The pathways were developed from forecasts of greenhouse gas emissions and radiative forces affecting climate change, and five different plausible scenarios of how the world may evolve in the future in socio-economic terms. These extend from an optimistic scenario where society starts shifting to a sustainable future, to a pessimistic scenario of a multi-polar world focused on national interests.

Not all of the scenarios had mitigation pathways developed. The issue is that the world has changed drastically in the short time since the IPCC produced the report: it now resembles the pessimistic scenarios for which we have no mitigation pathways.
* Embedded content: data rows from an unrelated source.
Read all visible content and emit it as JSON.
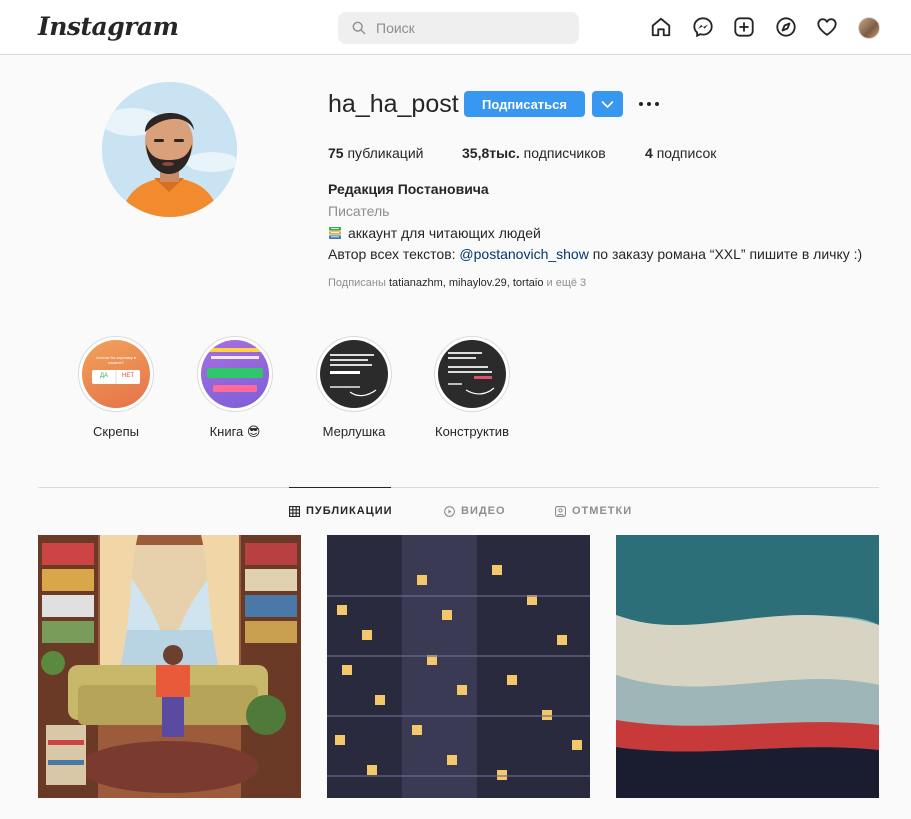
{
  "topbar": {
    "logo": "Instagram",
    "search_placeholder": "Поиск",
    "nav_icons": [
      "home-icon",
      "messenger-icon",
      "new-post-icon",
      "explore-icon",
      "activity-heart-icon",
      "profile-avatar"
    ]
  },
  "profile": {
    "username": "ha_ha_post",
    "follow_label": "Подписаться",
    "stats": {
      "posts_count": "75",
      "posts_label": "публикаций",
      "followers_count": "35,8тыс.",
      "followers_label": "подписчиков",
      "following_count": "4",
      "following_label": "подписок"
    },
    "full_name": "Редакция Постановича",
    "category": "Писатель",
    "bio_line1": "аккаунт для читающих людей",
    "bio_line2_prefix": "Автор всех текстов: ",
    "bio_mention": "@postanovich_show",
    "bio_line2_suffix": " по заказу романа “XXL” пишите в личку :)",
    "followed_by_prefix": "Подписаны ",
    "followed_by_users": "tatianazhm, mihaylov.29, tortaio",
    "followed_by_suffix": " и ещё 3"
  },
  "highlights": [
    {
      "label": "Скрепы",
      "yes": "ДА",
      "no": "НЕТ",
      "q": "Хотели бы картинку в камине?"
    },
    {
      "label": "Книга 😎"
    },
    {
      "label": "Мерлушка"
    },
    {
      "label": "Конструктив"
    }
  ],
  "tabs": [
    {
      "label": "ПУБЛИКАЦИИ",
      "icon": "grid-icon",
      "active": true
    },
    {
      "label": "ВИДЕО",
      "icon": "video-icon",
      "active": false
    },
    {
      "label": "ОТМЕТКИ",
      "icon": "tagged-icon",
      "active": false
    }
  ],
  "colors": {
    "accent": "#3897f0",
    "border": "#dbdbdb",
    "muted": "#8e8e8e",
    "link": "#00376b"
  }
}
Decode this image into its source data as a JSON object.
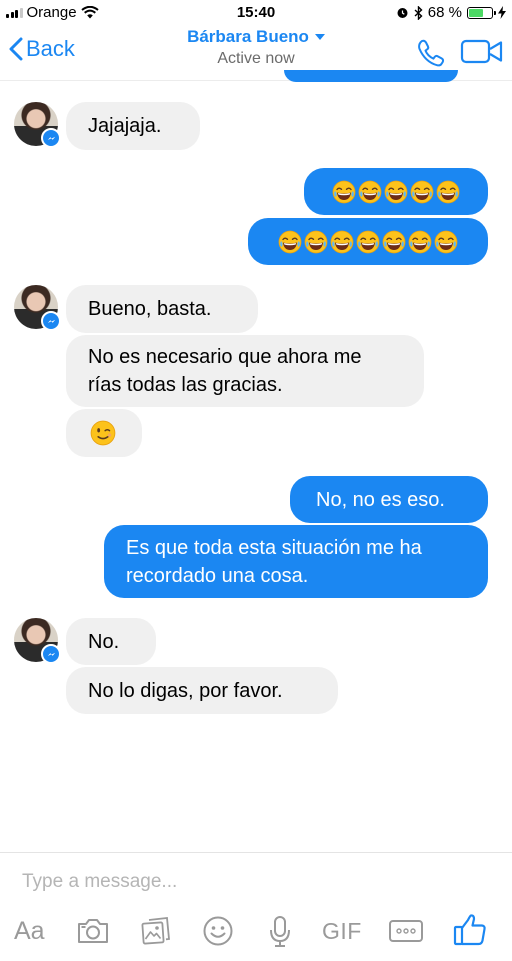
{
  "status_bar": {
    "carrier": "Orange",
    "time": "15:40",
    "battery_percent": "68 %",
    "battery_level": 0.68
  },
  "header": {
    "back_label": "Back",
    "contact_name": "Bárbara Bueno",
    "presence": "Active now"
  },
  "messages": {
    "m1": "Jajajaja.",
    "m2_emoji_count": 5,
    "m3_emoji_count": 7,
    "m4": "Bueno, basta.",
    "m5_line1": "No es necesario que ahora me",
    "m5_line2": "rías todas las gracias.",
    "m6_emoji": "winking-face",
    "m7": "No, no es eso.",
    "m8_line1": "Es que toda esta situación me ha",
    "m8_line2": "recordado una cosa.",
    "m9": "No.",
    "m10": "No lo digas, por favor."
  },
  "composer": {
    "placeholder": "Type a message...",
    "aa_label": "Aa",
    "gif_label": "GIF"
  },
  "colors": {
    "accent": "#1b87f2",
    "incoming_bubble": "#f0f0f0",
    "outgoing_bubble": "#1b87f2",
    "icon_gray": "#9a9a9a"
  },
  "icons": {
    "call": "phone-icon",
    "video": "video-camera-icon",
    "camera": "camera-icon",
    "gallery": "gallery-icon",
    "sticker": "smiley-icon",
    "voice": "microphone-icon",
    "more": "more-icon",
    "like": "thumbs-up-icon"
  }
}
This is obviously a problem, but not one that is being widely discussed, let alone having potential solutions considered.

However, there are some working with environmental investors and policymakers who are seeing Bitcoin’s utility in a new light. The world is waking up to Bitcoin being able to support energy grids, subsidise the harnessing of stranded renewable energy and utilise waste methane. What isn’t commonly discussed is that it can do all of this without the need for cooperation: it is a trustless protocol with a market-based utility.

Bitcoin mining could potentially be an important factor in mitigating climate change and limiting warming to 1.5°C, in an uncooperative world. What is needed is for it to be accounted for in the open source modelling work the IPCC has made available. Once we can quantify its importance, we can educate the decision-makers, and the market should take care of the rest.